Food delivery major Zomato has hiked its mandatory platform fee from Rs 3 to Rs 4 in its key markets.

The new fee, which will be charged from users, rolled in from January 1. In August last year, Zomato had put in Rs 2 platform fee in a bid to improve its margins. It increased it to Rs 3 before doing it again now.

For firms such as Zomato, a platform fee hike is one of the many ways to improve profitability, which also includes apart from ad revenue, delivery charges, higher commission from restaurants. ⁠

This hike is effective only in 33 percent of the cities. Swiggy, Zomato’s rival, had also introduced a similar Rs 2 fee last year, which was later hiked to Rs 3.

The new platform fee applies to all customers, including Zomato Gold.

Zomato and its quick commerce platform Blinkit saw highest-ever orders and bookings on the New Year’s Eve, compared to previous years. “We have delivered almost as many orders on NYE 23 as we did on NYE 15, 16, 17, 18, 19, 20 combined. Excited about the future!” Zomato Founder and CEO Deepinder Goyal posted on X.

Albinder Dhindsa, CEO, Blinkit said they crossed the total number of orders they did on NYE 2022 in the evening only. “We’ve already hit highest-ever orders in a day, OPM (orders per minute), soft drinks and tonic water sold in a day, chips sold in a day, tips given to riders in a day (thank you India),” Dhindsa informed.

How does platform fee help Zomato?

“It is a small fee to make our economics better and viable in the long run.
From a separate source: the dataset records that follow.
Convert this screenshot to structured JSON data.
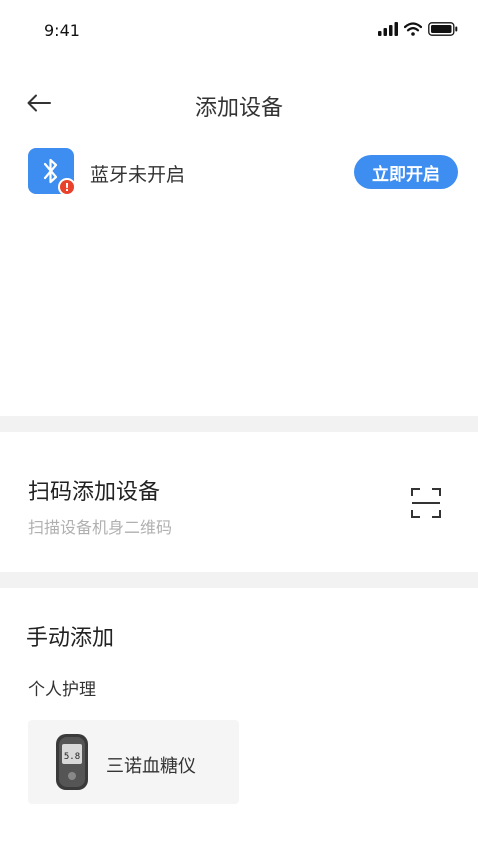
{
  "status_bar": {
    "time": "9:41",
    "icons": [
      "signal-icon",
      "wifi-icon",
      "battery-icon"
    ]
  },
  "nav": {
    "title": "添加设备",
    "back_icon": "arrow-left-icon"
  },
  "bluetooth": {
    "icon": "bluetooth-icon",
    "alert_mark": "!",
    "status_text": "蓝牙未开启",
    "open_label": "立即开启"
  },
  "scan": {
    "title": "扫码添加设备",
    "subtitle": "扫描设备机身二维码",
    "icon": "scan-icon"
  },
  "manual": {
    "title": "手动添加",
    "categories": [
      {
        "label": "个人护理",
        "devices": [
          {
            "name": "三诺血糖仪",
            "icon": "glucose-meter-icon",
            "screen_value": "5.8"
          }
        ]
      }
    ]
  },
  "colors": {
    "accent": "#3d8ef0",
    "alert": "#e8412c",
    "divider": "#f2f2f2",
    "subtitle_text": "#b0b0b0"
  }
}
We make sure we keep our service affordable for our customers at all times,” Zomato’s chief financial officer, Akshant Goyal, told shareholders while announcing the company’s Q2FY24 results.

In its July-September results, Zomato attributed an improvement in the percentage of what it makes (take rate) on each food delivery order to the platform fee. Jefferies in a note said Zomato’s take rate in the September quarter of FY24 was 24.1%, an improvement of 28 basis points from a year earlier and 32 basis points from last three-month period.

CLSA, which has a has a ‘buy’ call on the stock with a target price of Rs 168 per share, in a note said the 33 percent platform fee hike would partially offset the impact of GST on delivery charges.